At the highest moisture content of the samples (Figure 8), for a given test voltage, no partial discharges were found in the Nomex^® 910 material, with a relatively high frequency of partial discharges appearance and their maximum charge in cellulose. This situation should be treated with great caution. Although partial discharges in the highest moisture content Nomex^® 910 material did not appear, it should be kept in mind that with increasing moisture its thermal breakdown is more and more probable [10]. Of course, there may also be a thermal breakdown in cellulose, but partial discharges are an additional threat to it.

Comparisons of partial discharges in both materials can be made based on the analysis of selected quantities, for example, pulse frequency, maximum charge carried by a single current pulse, or total charge carried by pulses over a selected time period [10,11]. In this work the total charge carried by current pulses within one second was selected. This value is best correlated with the progressive degradation of the material.

Analyzing the results of the investigation of the three pairs of samples conditioned under the selected conditions, it can be concluded that in all three cases, the total charge carried by partial discharges pulses within 1 s in aramid-enhanced cellulose paper was much smaller than in cellulose paper (Figure 9). When the samples of cellulose and Nomex^® 910 were relatively dry, 0.27% and 0.1% moisture respectively, the total charge in aramid-enhanced cellulose paper was 5.1 times smaller.
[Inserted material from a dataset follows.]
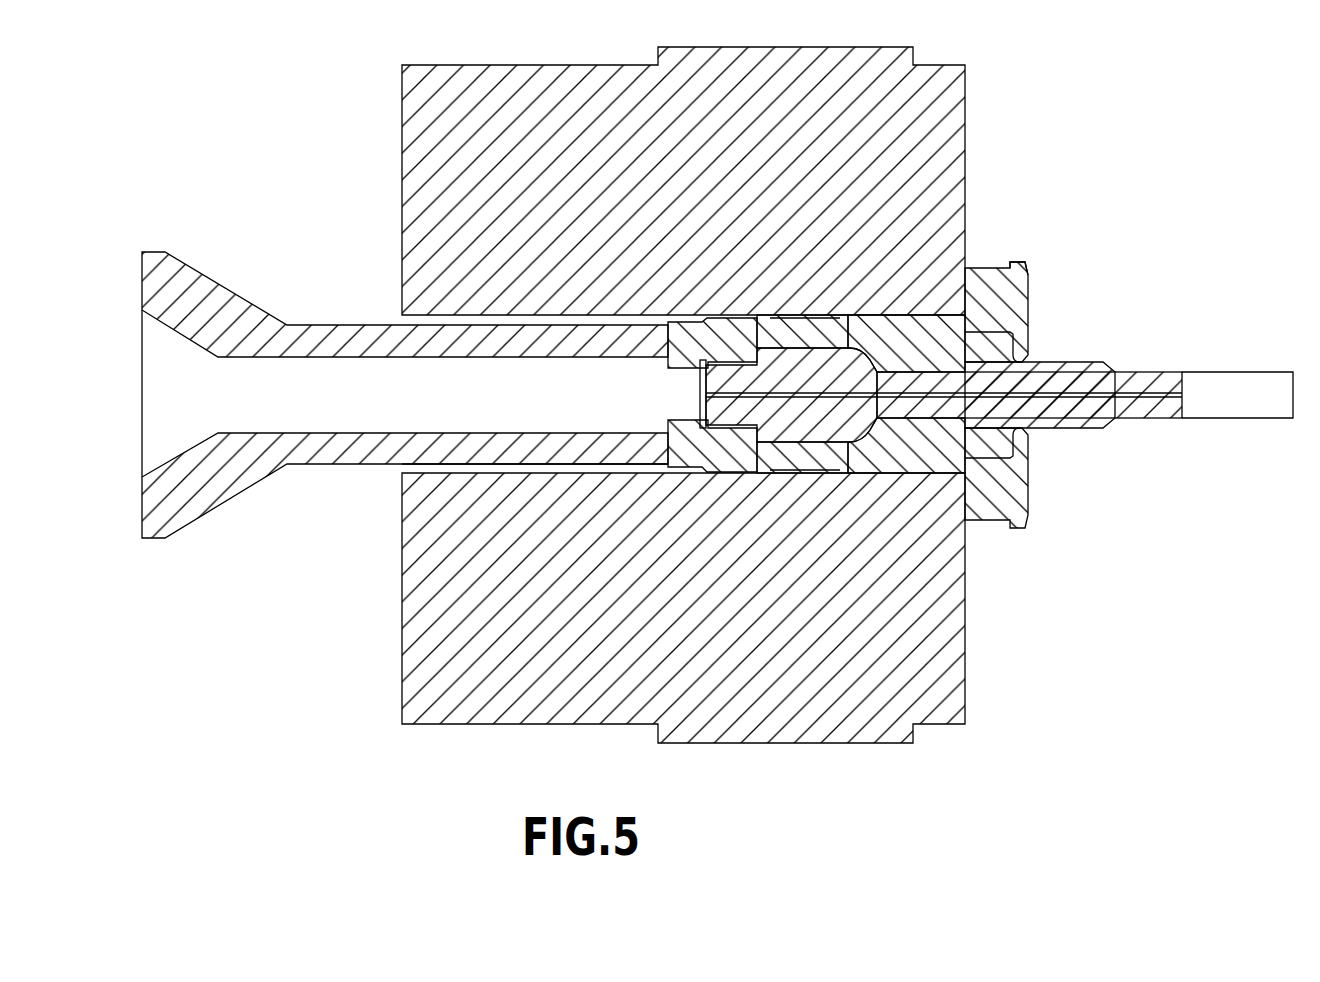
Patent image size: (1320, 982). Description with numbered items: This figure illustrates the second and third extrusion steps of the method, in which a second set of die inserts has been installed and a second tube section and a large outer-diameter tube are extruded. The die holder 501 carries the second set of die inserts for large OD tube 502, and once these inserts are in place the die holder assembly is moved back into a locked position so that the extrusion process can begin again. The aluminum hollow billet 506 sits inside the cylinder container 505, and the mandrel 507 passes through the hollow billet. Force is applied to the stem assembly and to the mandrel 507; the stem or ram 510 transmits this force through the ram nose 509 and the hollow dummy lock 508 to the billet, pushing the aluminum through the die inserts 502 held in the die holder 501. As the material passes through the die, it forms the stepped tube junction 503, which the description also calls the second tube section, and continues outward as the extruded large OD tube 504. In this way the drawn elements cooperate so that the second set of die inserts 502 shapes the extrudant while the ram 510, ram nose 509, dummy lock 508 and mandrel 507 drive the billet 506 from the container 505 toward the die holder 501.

With higher moisture, 3.49% and 2.98% respectively, the total charge in aramid-enhanced cellulose paper material was 15 times smaller, while with significant moisture, equal to 5.25% and 4.64% respectively, partial discharges for the selected test voltage were not present in the Nomex^® 910 samples at all. The lower intensity of partial discharges in aramid-enhanced cellulose paper than in cellulose should be considered an important advantage of this material.
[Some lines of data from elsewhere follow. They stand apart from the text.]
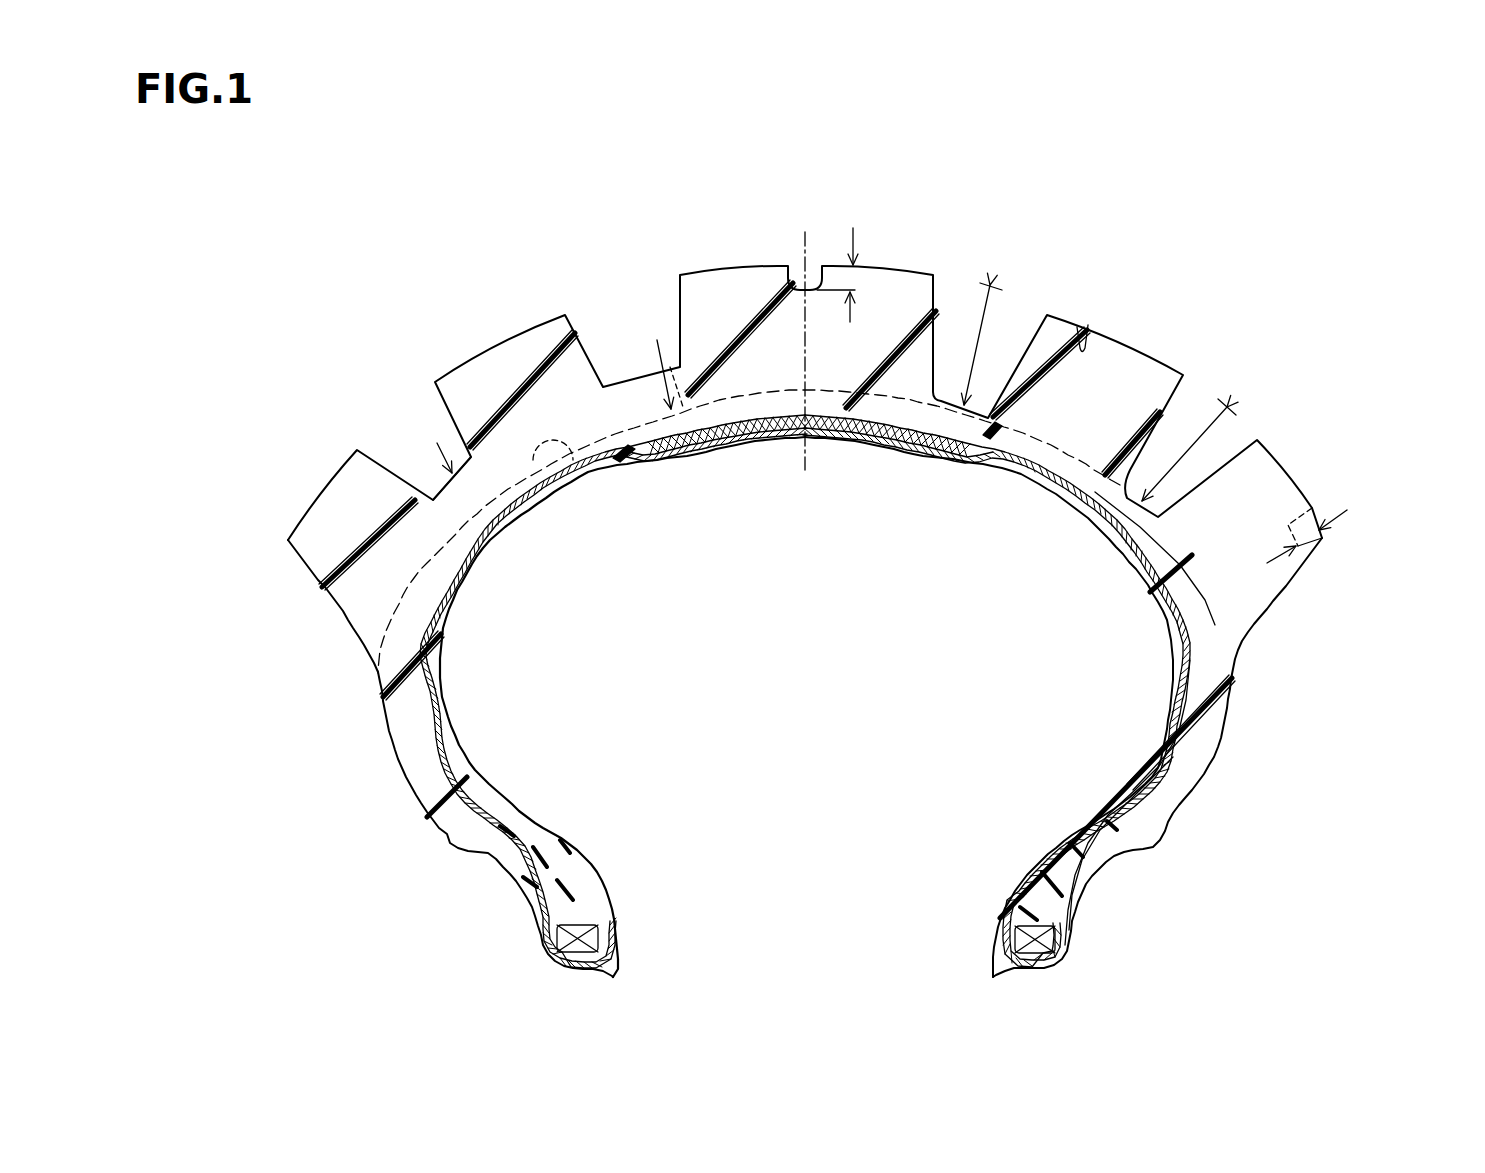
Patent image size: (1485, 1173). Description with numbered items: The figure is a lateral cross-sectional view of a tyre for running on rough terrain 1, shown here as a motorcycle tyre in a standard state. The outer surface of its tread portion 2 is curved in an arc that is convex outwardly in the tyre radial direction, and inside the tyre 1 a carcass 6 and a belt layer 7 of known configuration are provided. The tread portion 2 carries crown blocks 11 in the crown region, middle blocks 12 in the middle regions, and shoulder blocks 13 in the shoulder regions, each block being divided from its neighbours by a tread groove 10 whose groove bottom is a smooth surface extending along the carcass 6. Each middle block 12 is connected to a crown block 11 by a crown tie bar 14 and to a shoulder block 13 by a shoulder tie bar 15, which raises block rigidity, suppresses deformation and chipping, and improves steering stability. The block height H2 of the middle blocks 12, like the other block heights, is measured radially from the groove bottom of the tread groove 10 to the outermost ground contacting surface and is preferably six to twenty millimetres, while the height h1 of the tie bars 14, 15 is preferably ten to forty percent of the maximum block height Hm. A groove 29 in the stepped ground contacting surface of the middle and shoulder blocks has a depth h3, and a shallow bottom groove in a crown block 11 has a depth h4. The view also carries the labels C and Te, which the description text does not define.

The tyre for running on rough terrain 1 is at (1297, 238).
The tread portion 2 is at (1200, 270).
The carcass 6 is at (1175, 673).
The belt layer 7 is at (912, 432).
The tread groove 10 is at (578, 462).
The crown blocks 11 is at (733, 262).
The middle blocks 12 is at (466, 345).
The shoulder blocks 13 is at (318, 470).
The crown tie bar 14 is at (628, 380).
The shoulder tie bar 15 is at (432, 480).
The groove 29 is at (1318, 508).
The tire equator C is at (806, 334).
The tread edge Te is at (288, 540).
The maximum block height Hm is at (978, 352).
The block height of middle blocks H2 is at (1198, 452).
The height of tie bars h1 is at (655, 400).
The depth of grooves h3 is at (1310, 538).
The depth of shallow bottom grooves h4 is at (858, 302).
The assessment of the impact of sample moisture on the total charge carried by current pulses counted during 1 s is difficult, because the measurements of partial discharges for three sets of samples with different levels of moisture were made at different voltage values. But with some caution it can be stated that with increasing moisture, cellulose samples initially showed an increase in total charge, which is in accordance with literature reports [9], and then we observed a decrease in the total charge, which is equated with the effect of partial discharges extinguishing with deterioration of the system insulation state. This phenomenon is well known in high voltage insulation systems [10]. However, all samples from the Nomex^® 910 material, within the tested moisture range, showed the effect of partial discharge being extinguished. However, this situation should be treated with great caution. Although partial discharges are extinguished, thermal breakdown becomes more likely.

5. Conclusions

In the transformer insulation system, at the ends of the windings, there is an oblique electric field that can cause surface partial discharges. These discharges are treated as the most dangerous, which prompted the undertaking of this research.
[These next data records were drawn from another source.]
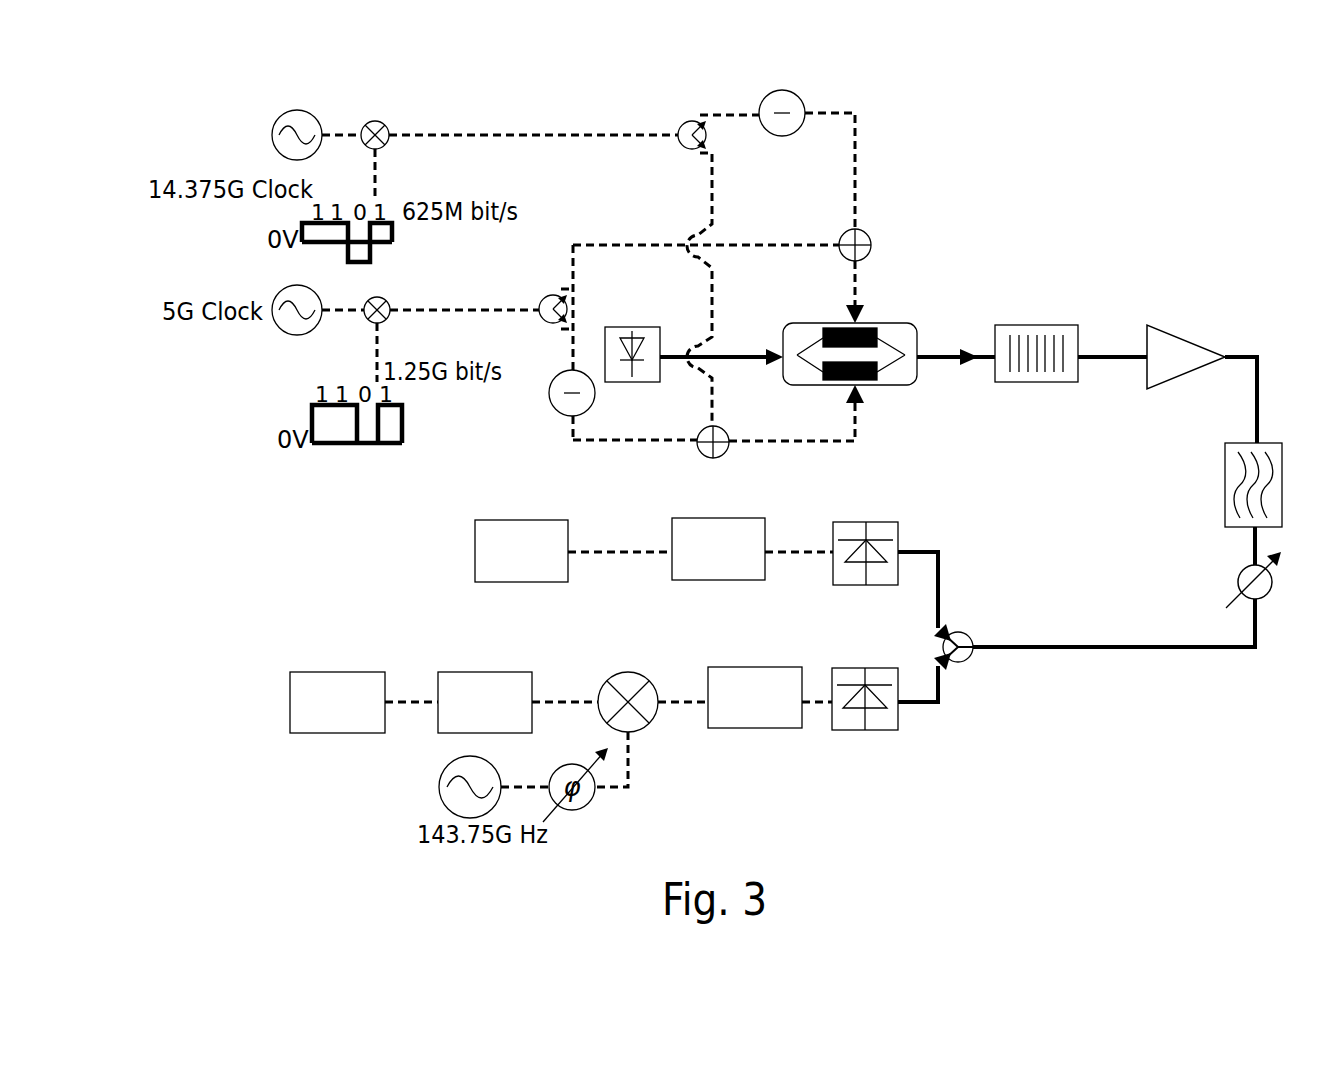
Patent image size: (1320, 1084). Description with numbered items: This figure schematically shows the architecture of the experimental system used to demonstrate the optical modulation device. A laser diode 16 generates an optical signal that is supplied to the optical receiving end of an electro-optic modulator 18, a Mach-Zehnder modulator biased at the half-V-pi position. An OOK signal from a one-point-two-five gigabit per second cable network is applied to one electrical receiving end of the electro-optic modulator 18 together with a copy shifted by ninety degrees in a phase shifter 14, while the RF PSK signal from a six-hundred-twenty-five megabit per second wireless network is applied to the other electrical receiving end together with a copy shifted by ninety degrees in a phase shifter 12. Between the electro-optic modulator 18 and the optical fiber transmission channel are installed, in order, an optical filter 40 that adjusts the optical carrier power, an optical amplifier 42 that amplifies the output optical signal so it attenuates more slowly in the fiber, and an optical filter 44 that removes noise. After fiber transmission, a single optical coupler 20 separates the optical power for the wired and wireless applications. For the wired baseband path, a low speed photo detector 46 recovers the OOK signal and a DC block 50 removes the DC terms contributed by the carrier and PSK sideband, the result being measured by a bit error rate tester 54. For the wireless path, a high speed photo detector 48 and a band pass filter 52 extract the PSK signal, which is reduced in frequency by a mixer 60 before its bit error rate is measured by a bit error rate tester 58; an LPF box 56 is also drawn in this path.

The phase shifter 12 is at (785, 90).
The phase shifter 14 is at (557, 410).
The laser diode 16 is at (633, 383).
The electro-optic modulator 18 is at (900, 386).
The optical coupler 20 is at (967, 662).
The optical filter 40 is at (1043, 325).
The optical amplifier 42 is at (1172, 332).
The optical filter 44 is at (1225, 473).
The photo detector 46 is at (878, 587).
The photo detector 48 is at (893, 733).
The DC block 50 is at (710, 582).
The band pass filter 52 is at (783, 730).
The bit error rate tester 54 is at (522, 583).
The low pass filter 56 is at (455, 668).
The bit error rate tester 58 is at (342, 672).
The mixer 60 is at (439, 787).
Conditioning under the same conditions of aramid-enhanced cellulose paper and cellulose paper causes a different level of moisture, which is the result of their different polarity.

The inception voltage of partial discharges (PDIV) of all tested samples decreased with increasing moisture content. Nomex^® 910 has a significantly higher inception voltage than the cellulose paper, although this difference decreased with the moisture of the samples.

The total charge carried by partial discharge impulses within 1 s in samples of aramid-enhanced cellulose paper is much smaller than in cellulose paper, which is a significant advantage of this material. This difference occurs regardless of material moisture.

The Nomex^® 910 paper investigated consists predominantly of cellulose with only a small addition of the aramid component. It is significant that even a small addition of aramid has a positive impact on the properties of this material.